[TriLUG] Net monitoring
30 May 2002 16:57:17 -0400
On Thu, 2002-05-30 at 14:51, Chris Knowles wrote:
> What are you using to do network monitoring? (By Network Monitoring, I
> mean, Is a host up, are all of it's services up, page somebody if
> they're not.)
OpenNMS. I'm a big fan. They still have a lot of work to do, IMHO but
the basic functionality that you're asking about is there.
The caveat is that it doesn't work well with DHCP. That is, if a host
changes IP's from time to time it is going to muck around with the
usefulness of this system. But if you do static IP's or DHCP
reservations, I am confident that you'll like this.
> It has to have a web interface to see what's happening, and preferably
> as a way to modify it's behavior.

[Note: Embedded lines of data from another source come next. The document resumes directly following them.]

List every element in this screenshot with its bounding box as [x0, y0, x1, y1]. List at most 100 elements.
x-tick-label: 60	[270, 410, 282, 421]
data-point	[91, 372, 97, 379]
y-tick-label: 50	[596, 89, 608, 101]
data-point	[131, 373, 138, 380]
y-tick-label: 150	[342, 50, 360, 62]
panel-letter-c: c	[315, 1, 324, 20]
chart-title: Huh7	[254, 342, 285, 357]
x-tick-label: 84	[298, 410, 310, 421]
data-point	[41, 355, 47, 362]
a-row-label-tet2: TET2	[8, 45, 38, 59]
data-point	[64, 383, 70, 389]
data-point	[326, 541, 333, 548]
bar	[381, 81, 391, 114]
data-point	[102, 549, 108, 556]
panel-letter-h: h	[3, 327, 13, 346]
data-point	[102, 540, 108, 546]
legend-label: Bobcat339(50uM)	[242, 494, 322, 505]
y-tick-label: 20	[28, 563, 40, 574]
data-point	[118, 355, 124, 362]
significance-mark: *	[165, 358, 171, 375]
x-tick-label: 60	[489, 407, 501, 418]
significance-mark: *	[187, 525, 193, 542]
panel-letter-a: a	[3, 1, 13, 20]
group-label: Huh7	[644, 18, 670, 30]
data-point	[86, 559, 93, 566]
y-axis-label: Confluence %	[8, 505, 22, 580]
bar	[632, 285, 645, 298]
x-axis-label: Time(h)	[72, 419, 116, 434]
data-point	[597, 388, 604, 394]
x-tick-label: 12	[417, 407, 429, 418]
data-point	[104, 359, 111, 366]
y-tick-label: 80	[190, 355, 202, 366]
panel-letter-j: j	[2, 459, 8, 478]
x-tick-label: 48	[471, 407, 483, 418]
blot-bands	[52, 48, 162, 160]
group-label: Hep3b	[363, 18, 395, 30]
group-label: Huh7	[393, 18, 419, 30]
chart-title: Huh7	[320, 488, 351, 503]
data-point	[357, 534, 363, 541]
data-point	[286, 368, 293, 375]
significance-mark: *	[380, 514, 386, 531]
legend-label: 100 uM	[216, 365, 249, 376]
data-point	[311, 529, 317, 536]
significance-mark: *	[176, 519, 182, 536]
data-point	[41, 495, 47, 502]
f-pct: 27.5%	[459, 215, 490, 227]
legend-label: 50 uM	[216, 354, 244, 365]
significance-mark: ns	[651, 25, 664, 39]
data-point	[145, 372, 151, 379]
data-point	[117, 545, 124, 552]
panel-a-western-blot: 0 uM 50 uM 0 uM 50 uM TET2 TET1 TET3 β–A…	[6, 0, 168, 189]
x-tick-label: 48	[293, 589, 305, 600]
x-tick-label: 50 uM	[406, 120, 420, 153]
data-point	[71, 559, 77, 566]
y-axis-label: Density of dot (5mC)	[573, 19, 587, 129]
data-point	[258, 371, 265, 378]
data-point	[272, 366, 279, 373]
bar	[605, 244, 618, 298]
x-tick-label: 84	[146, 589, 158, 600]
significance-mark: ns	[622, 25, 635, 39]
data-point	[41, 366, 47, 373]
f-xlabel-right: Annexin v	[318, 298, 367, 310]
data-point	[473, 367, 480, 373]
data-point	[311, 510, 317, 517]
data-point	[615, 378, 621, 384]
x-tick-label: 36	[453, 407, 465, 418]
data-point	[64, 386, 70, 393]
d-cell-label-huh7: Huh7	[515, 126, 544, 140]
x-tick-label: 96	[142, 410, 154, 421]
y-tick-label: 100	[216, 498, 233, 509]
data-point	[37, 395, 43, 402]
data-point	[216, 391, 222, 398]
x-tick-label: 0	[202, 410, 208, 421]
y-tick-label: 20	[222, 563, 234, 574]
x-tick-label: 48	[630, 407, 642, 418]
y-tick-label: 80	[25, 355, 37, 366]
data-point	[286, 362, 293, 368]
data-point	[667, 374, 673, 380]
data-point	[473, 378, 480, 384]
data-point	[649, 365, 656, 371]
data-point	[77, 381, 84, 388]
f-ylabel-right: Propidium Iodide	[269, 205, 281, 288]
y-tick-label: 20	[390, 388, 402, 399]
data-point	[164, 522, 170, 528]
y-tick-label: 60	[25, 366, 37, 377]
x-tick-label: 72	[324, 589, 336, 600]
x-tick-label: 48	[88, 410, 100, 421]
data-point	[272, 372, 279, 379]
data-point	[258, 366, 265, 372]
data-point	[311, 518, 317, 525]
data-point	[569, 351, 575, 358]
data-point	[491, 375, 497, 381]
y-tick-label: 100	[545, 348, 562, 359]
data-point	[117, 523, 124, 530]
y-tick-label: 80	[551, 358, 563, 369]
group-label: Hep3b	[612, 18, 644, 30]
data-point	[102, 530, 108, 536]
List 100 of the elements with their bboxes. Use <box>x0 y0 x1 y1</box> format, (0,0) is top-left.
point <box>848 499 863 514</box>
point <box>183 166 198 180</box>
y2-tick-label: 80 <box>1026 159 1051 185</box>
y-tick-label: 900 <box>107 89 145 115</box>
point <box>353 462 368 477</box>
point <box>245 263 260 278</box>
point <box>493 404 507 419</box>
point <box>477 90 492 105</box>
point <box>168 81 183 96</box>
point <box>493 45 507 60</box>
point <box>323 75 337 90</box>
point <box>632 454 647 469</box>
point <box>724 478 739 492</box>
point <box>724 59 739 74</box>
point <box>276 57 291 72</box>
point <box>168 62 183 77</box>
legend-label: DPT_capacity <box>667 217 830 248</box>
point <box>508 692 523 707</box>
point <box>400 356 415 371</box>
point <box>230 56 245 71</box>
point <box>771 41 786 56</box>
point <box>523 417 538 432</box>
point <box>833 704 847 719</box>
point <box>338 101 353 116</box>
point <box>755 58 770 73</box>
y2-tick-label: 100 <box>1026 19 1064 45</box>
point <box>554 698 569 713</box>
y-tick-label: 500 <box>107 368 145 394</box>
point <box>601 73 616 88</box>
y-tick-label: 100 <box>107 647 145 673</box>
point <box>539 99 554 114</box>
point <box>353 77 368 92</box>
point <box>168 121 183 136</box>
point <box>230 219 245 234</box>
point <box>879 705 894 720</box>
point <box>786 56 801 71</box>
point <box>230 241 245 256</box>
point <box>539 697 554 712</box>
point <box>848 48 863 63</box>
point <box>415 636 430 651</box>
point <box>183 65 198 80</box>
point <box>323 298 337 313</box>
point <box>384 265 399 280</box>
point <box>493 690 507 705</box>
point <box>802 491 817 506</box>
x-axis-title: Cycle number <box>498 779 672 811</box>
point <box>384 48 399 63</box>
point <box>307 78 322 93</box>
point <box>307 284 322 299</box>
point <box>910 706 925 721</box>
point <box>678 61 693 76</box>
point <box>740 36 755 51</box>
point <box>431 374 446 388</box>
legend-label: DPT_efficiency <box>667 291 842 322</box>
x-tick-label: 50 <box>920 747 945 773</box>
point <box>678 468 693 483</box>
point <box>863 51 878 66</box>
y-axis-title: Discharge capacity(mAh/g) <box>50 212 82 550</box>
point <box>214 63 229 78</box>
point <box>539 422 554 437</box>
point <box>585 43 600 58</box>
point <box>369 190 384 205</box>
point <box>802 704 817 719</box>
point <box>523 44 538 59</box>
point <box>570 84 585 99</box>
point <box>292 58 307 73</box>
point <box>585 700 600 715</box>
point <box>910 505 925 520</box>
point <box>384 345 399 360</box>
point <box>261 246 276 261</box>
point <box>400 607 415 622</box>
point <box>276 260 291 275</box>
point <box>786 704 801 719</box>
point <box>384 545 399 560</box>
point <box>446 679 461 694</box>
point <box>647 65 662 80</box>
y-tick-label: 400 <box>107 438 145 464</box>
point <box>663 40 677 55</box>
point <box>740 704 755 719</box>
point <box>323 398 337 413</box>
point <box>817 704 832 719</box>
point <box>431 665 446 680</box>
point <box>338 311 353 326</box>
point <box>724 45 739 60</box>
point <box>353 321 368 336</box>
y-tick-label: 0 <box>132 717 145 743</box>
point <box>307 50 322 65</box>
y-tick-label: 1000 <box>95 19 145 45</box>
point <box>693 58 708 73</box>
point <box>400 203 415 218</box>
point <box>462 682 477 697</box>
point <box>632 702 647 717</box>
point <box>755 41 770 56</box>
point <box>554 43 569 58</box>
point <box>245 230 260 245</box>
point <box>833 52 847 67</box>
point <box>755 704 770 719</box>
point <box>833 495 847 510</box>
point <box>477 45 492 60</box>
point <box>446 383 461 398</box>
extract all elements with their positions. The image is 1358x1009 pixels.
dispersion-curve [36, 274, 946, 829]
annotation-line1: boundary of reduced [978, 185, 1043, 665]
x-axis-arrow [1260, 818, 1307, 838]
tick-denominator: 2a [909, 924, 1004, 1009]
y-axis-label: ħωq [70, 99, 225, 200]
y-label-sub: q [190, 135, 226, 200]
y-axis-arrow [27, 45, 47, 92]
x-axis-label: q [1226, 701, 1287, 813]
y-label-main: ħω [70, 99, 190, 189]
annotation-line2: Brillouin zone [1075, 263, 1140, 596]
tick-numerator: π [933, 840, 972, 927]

Also, ease of use is probably a
> pretty good thing.
Yep. When you first log into OpenNMS you are presented with a summary
page that shows on the left side what hosts are "down" (with a clickable
link to the detail page for each one). In the middle you get a service
availability summary broken down by services and three decimal place
percentage of availability. From the front page you can also get to a
page with metrics for a specific host.
Intalling onto any RPM-based system is easy. Just make sure you've got
a JDK installed first.
> Of course, stories of really good hacks, or amazing adventures in
> monitoring would be appreciated as well.
Not yet, but we're working on it. I'm learning the ins & outs of
OpenNMS then will start hacking it. I'm thinking along the lines of
glue code to make it work with some sort of PHP-based help desk
management software so when a user reports a problem it will
pre-populate much of the ticket from the OpenNMS database. Or open a
ticket automagically if a key service goes down, and automatically
update that ticket as necessary when the status changes. The idea being
(1) to reduce unnecessary manual entry of data, thus removing one
possible opportunity for user error while also increasing IT staff
productivity and (2) to provide accurate metrics to management on the
availability of services and IT staff response time.